Además, Dios exige rigurosamente que seamos agradecidos, buenos y misericordiosos como Él; dispuestos y prontos a perdonar a los otros, como nos ha perdonado Él mismo: Sicut et nos dimittimus debitoribus nostris...


II.- El deudor injusto y cruel
¿Qué sucedió cuando este siervo salió de la casa de su príncipe?

Este siervo miserable, parte de la corte libre de deuda, pero esclavo de la injusticia.

Acaba de recibir un beneficio extraordinario, una gracia sin par, y sin tardar comete una acción detestable, una crueldad monstruosa.

Apenas se halla fuera del palacio, donde el rey le ha perdonado sin condiciones su deuda inconmensurable, se encuentra con uno de sus compañeros, que le debía cien denarios, cien días de trabajo; suma insignificante, comparada con la deuda contraída por él y de la cual acaba de ser perdonado…

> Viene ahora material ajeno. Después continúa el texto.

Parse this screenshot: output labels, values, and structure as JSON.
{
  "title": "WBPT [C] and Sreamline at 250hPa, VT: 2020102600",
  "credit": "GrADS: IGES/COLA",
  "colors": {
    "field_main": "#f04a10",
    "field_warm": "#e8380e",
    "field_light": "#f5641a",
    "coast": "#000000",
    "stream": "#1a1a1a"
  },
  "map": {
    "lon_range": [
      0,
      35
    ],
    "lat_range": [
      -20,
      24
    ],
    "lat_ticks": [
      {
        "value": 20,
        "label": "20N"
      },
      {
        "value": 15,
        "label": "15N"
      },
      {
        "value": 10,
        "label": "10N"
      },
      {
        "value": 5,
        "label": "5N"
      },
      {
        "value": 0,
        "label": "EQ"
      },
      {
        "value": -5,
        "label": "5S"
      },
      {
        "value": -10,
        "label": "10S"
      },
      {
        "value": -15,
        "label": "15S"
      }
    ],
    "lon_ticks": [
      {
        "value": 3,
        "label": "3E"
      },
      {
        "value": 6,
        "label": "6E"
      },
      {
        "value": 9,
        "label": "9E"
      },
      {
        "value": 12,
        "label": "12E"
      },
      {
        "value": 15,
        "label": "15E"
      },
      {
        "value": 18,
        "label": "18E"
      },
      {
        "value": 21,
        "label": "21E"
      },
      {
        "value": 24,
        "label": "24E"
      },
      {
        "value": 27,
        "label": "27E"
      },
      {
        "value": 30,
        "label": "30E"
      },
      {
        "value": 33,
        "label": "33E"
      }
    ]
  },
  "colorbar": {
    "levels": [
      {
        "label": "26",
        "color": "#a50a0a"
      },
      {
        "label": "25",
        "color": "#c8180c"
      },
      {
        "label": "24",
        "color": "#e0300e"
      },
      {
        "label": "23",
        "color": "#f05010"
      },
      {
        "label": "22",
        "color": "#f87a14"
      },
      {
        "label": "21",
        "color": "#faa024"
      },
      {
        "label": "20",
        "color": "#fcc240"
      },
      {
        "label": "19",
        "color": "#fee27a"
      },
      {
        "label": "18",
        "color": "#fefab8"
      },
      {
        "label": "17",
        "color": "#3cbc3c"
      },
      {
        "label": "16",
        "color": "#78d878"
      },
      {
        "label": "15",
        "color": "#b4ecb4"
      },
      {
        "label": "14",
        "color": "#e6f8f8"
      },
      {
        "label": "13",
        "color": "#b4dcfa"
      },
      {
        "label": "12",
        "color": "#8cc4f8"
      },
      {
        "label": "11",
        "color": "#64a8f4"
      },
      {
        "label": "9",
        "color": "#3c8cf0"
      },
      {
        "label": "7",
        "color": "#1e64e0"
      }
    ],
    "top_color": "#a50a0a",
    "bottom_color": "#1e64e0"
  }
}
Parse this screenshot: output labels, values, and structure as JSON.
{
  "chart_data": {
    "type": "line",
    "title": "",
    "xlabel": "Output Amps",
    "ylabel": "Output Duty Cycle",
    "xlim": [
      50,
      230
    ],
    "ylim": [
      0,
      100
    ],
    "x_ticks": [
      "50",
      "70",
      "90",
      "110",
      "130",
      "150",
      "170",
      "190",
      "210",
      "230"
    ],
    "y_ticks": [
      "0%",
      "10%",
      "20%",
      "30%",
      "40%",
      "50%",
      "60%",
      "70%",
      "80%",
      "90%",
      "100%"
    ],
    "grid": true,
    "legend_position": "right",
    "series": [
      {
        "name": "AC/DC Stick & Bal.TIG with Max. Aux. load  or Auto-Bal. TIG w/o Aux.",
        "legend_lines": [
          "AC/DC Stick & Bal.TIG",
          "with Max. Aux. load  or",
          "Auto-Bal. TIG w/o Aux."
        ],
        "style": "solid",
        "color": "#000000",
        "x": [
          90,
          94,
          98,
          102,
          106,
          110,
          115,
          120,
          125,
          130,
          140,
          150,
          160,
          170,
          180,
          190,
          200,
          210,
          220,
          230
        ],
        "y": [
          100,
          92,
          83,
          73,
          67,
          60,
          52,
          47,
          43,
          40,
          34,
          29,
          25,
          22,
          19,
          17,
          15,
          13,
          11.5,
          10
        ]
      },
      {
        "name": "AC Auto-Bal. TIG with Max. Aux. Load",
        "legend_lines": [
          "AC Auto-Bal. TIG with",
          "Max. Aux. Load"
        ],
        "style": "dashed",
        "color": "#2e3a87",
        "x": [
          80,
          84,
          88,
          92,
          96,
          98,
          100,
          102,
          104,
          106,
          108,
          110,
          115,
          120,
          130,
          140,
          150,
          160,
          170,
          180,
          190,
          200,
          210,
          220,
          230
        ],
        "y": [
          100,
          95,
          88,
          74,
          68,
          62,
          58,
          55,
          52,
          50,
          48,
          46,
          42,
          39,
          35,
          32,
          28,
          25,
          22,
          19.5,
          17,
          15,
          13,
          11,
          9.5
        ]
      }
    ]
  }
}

En lugar de abrazarlo y de invitarlo a alegrarse con él por el perdón obtenido, remitiéndole a su vez esta deuda minúscula, he aquí que se arroja brutalmente sobre él, lo aferra por la garganta y lo sofoca, diciéndole con ira: ¡Paga lo que debes!

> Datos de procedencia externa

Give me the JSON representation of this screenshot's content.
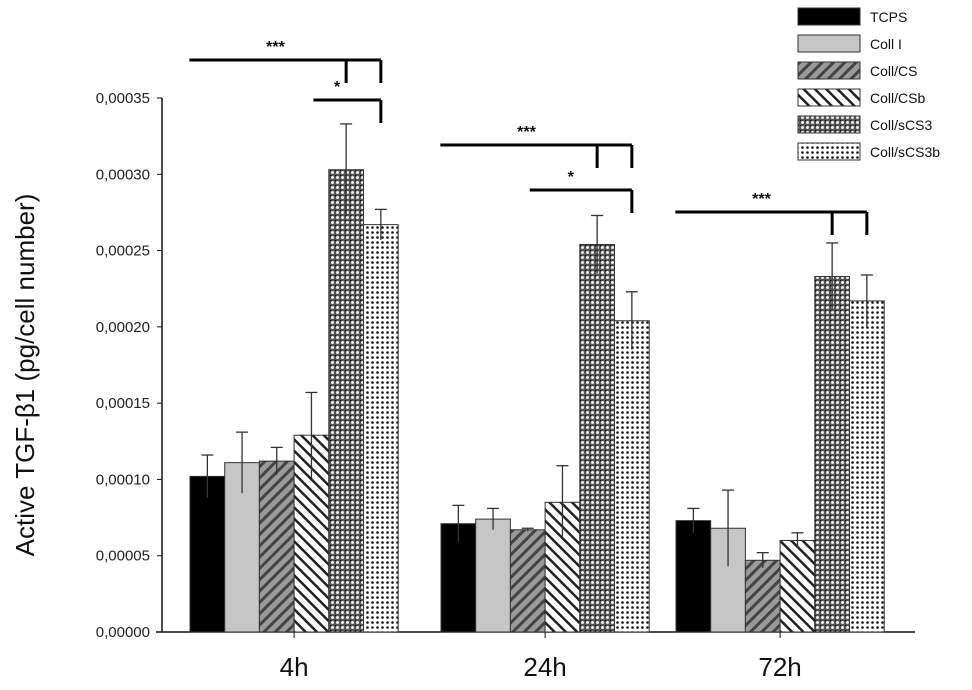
{
  "chart_data": {
    "type": "bar",
    "title": "",
    "xlabel": "",
    "ylabel": "Active TGF-β1 (pg/cell number)",
    "ylim": [
      0,
      0.00035
    ],
    "yticks": [
      "0,00000",
      "0,00005",
      "0,00010",
      "0,00015",
      "0,00020",
      "0,00025",
      "0,00030",
      "0,00035"
    ],
    "categories": [
      "4h",
      "24h",
      "72h"
    ],
    "legend_position": "top-right",
    "series": [
      {
        "name": "TCPS",
        "values": [
          0.000102,
          7.1e-05,
          7.3e-05
        ],
        "errors": [
          1.4e-05,
          1.2e-05,
          8e-06
        ],
        "fill": "solid-black"
      },
      {
        "name": "Coll I",
        "values": [
          0.000111,
          7.4e-05,
          6.8e-05
        ],
        "errors": [
          2e-05,
          7e-06,
          2.5e-05
        ],
        "fill": "solid-gray"
      },
      {
        "name": "Coll/CS",
        "values": [
          0.000112,
          6.7e-05,
          4.7e-05
        ],
        "errors": [
          9e-06,
          1e-06,
          5e-06
        ],
        "fill": "gray-hatch"
      },
      {
        "name": "Coll/CSb",
        "values": [
          0.000129,
          8.5e-05,
          6e-05
        ],
        "errors": [
          2.8e-05,
          2.4e-05,
          5e-06
        ],
        "fill": "white-hatch"
      },
      {
        "name": "Coll/sCS3",
        "values": [
          0.000303,
          0.000254,
          0.000233
        ],
        "errors": [
          3e-05,
          1.9e-05,
          2.2e-05
        ],
        "fill": "dark-dots"
      },
      {
        "name": "Coll/sCS3b",
        "values": [
          0.000267,
          0.000204,
          0.000217
        ],
        "errors": [
          1e-05,
          1.9e-05,
          1.7e-05
        ],
        "fill": "light-dots"
      }
    ],
    "annotations": [
      {
        "group": "4h",
        "label": "***",
        "from": "TCPS",
        "to": [
          "Coll/sCS3",
          "Coll/sCS3b"
        ]
      },
      {
        "group": "4h",
        "label": "*",
        "from": "Coll/CSb",
        "to": [
          "Coll/sCS3b"
        ]
      },
      {
        "group": "24h",
        "label": "***",
        "from": "TCPS",
        "to": [
          "Coll/sCS3",
          "Coll/sCS3b"
        ]
      },
      {
        "group": "24h",
        "label": "*",
        "from": "Coll/CS",
        "to": [
          "Coll/sCS3b"
        ]
      },
      {
        "group": "72h",
        "label": "***",
        "from": "TCPS",
        "to": [
          "Coll/sCS3",
          "Coll/sCS3b"
        ]
      }
    ]
  }
}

¡Qué extraña inhumanidad! ¡Qué crueldad! ¡Qué contraste con la conmovedora escena recién acaecida!


Ahora bien, este pobre deudor cae de rodillas, como él mismo había hecho ante el rey, y, con los mismos términos empleados por él (circunstancia que hubiese debido estremecerlo), le pide tenga paciencia, prometiendo pagarle todo.

Él podría, en efecto, con cierto retraso, pagar todo la suma y saldar la deuda, que era baja.

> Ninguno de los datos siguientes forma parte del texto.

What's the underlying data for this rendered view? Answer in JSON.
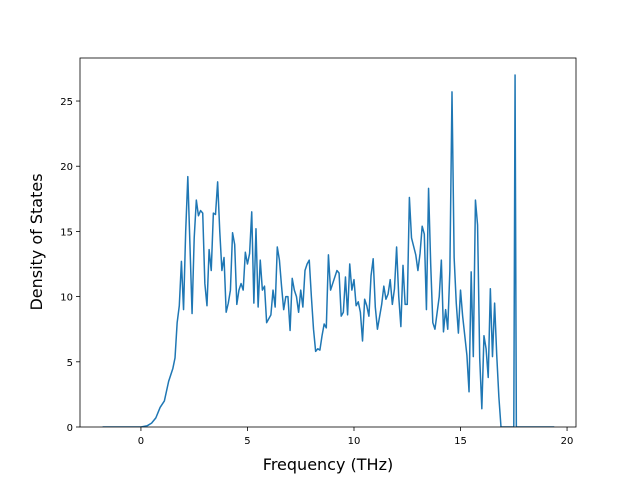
{
  "chart_data": {
    "type": "line",
    "x_label": "Frequency (THz)",
    "y_label": "Density of States",
    "x": [
      -1.8,
      -1,
      0,
      0.3,
      0.5,
      0.7,
      0.9,
      1.1,
      1.3,
      1.5,
      1.6,
      1.7,
      1.8,
      1.9,
      2.0,
      2.1,
      2.2,
      2.3,
      2.4,
      2.5,
      2.6,
      2.7,
      2.8,
      2.9,
      3.0,
      3.1,
      3.2,
      3.3,
      3.4,
      3.5,
      3.6,
      3.7,
      3.8,
      3.9,
      4.0,
      4.1,
      4.2,
      4.3,
      4.4,
      4.5,
      4.6,
      4.7,
      4.8,
      4.9,
      5.0,
      5.1,
      5.2,
      5.3,
      5.4,
      5.5,
      5.6,
      5.7,
      5.8,
      5.9,
      6.1,
      6.2,
      6.3,
      6.4,
      6.5,
      6.6,
      6.7,
      6.8,
      6.9,
      7.0,
      7.1,
      7.2,
      7.3,
      7.4,
      7.5,
      7.6,
      7.7,
      7.8,
      7.9,
      8.0,
      8.1,
      8.2,
      8.3,
      8.4,
      8.5,
      8.6,
      8.7,
      8.8,
      8.9,
      9.0,
      9.2,
      9.3,
      9.4,
      9.5,
      9.6,
      9.7,
      9.8,
      9.9,
      10.0,
      10.1,
      10.2,
      10.3,
      10.4,
      10.5,
      10.6,
      10.7,
      10.8,
      10.9,
      11.0,
      11.1,
      11.3,
      11.4,
      11.5,
      11.6,
      11.7,
      11.8,
      11.9,
      12.0,
      12.1,
      12.2,
      12.3,
      12.4,
      12.5,
      12.6,
      12.7,
      12.9,
      13.0,
      13.1,
      13.2,
      13.3,
      13.4,
      13.5,
      13.6,
      13.7,
      13.8,
      14.0,
      14.1,
      14.2,
      14.3,
      14.4,
      14.5,
      14.6,
      14.7,
      14.8,
      14.9,
      15.0,
      15.1,
      15.2,
      15.3,
      15.4,
      15.5,
      15.6,
      15.7,
      15.8,
      15.9,
      16.0,
      16.1,
      16.2,
      16.3,
      16.4,
      16.5,
      16.6,
      16.7,
      16.8,
      16.9,
      17.5,
      17.56,
      17.62,
      19.4
    ],
    "series": [
      {
        "color": "#1f77b4",
        "values": [
          0,
          0,
          0,
          0.1,
          0.3,
          0.7,
          1.5,
          2.0,
          3.5,
          4.5,
          5.3,
          8,
          9.3,
          12.7,
          9.0,
          15,
          19.2,
          14,
          8.7,
          14.5,
          17.4,
          16.2,
          16.6,
          16.4,
          11,
          9.3,
          13.6,
          12,
          16.4,
          16.3,
          18.8,
          15,
          12,
          13,
          8.8,
          9.5,
          10.5,
          14.9,
          14,
          9.4,
          10.5,
          11,
          10.5,
          13.4,
          12.5,
          13.3,
          16.5,
          9.5,
          15.2,
          9.2,
          12.8,
          10.5,
          10.8,
          8.0,
          8.6,
          10.5,
          9.2,
          13.8,
          12.8,
          10.8,
          9.0,
          10,
          10,
          7.4,
          11.4,
          10.5,
          10,
          8.8,
          10.5,
          9.2,
          12,
          12.5,
          12.8,
          10,
          7.5,
          5.8,
          6.0,
          5.9,
          7.0,
          7.9,
          7.6,
          13.2,
          10.5,
          11,
          12,
          11.8,
          8.5,
          8.8,
          11.5,
          8.6,
          12.5,
          10.5,
          11.3,
          9.3,
          9.6,
          8.8,
          6.6,
          9.8,
          9.3,
          8.5,
          11.6,
          12.9,
          9.2,
          7.5,
          9.4,
          10.8,
          9.8,
          10.2,
          11.3,
          9.4,
          10.6,
          13.8,
          10,
          7.7,
          12.4,
          9.4,
          9.4,
          17.6,
          14.5,
          13.2,
          12,
          13.3,
          15.4,
          14.8,
          9,
          18.3,
          12.5,
          8,
          7.5,
          10,
          12.8,
          7.3,
          9,
          7.5,
          12,
          25.7,
          13,
          9.5,
          7.2,
          10.5,
          8.5,
          7,
          5.5,
          2.7,
          11.9,
          5.4,
          17.4,
          15.5,
          5.3,
          1.4,
          7,
          6,
          3.8,
          10.6,
          5.4,
          9.5,
          5.5,
          2.3,
          0,
          0,
          27,
          0,
          0
        ]
      }
    ],
    "xlim": [
      -2.86,
      20.42
    ],
    "ylim": [
      0,
      28.3
    ],
    "xticks": [
      0,
      5,
      10,
      15,
      20
    ],
    "yticks": [
      0,
      5,
      10,
      15,
      20,
      25
    ]
  }
}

Pero, no sólo no le concede ni una hora de dilación, sino que lo trata con un rigor extremo y lo hace echar inmediatamente en la cárcel, para que permanezca allí hasta el cese de la deuda.


¿Quién no se indignaría contra la conducta de este siervo perverso?

Si el rey y el señor ha perdonado tan fácilmente la enorme deuda de su sirviente, ¿cuánto más debía perdonar él a su compañero?

Y, sin embargo...


¿No es acaso el retrato de muchos cristianos que se atreven pedir a Dios la remisión de sus innumerables deudas, y después, incluso a veces saliendo del Santo Tribunal de la Confesión, no tienen vergüenza de guardar contra sus hermanos odios o rencores inveterados por un delito pequeño, una palabra más o menos ofensiva, una leve falta de respeto; o se niegan a perdonar y buscan oportunidades de venganza?

San Juan Crisóstomo observa que este miserable llegó a esta barbarie excesiva porque, apenas fuera del Palacio, olvidó la enormidad de su deuda y, de resultas de ello, la grandeza del beneficio recibido.

Por eso tuvo para con su compañero maldad y desprecio, y perdió por esta conducta despreciable los beneficios que acababa de obtener.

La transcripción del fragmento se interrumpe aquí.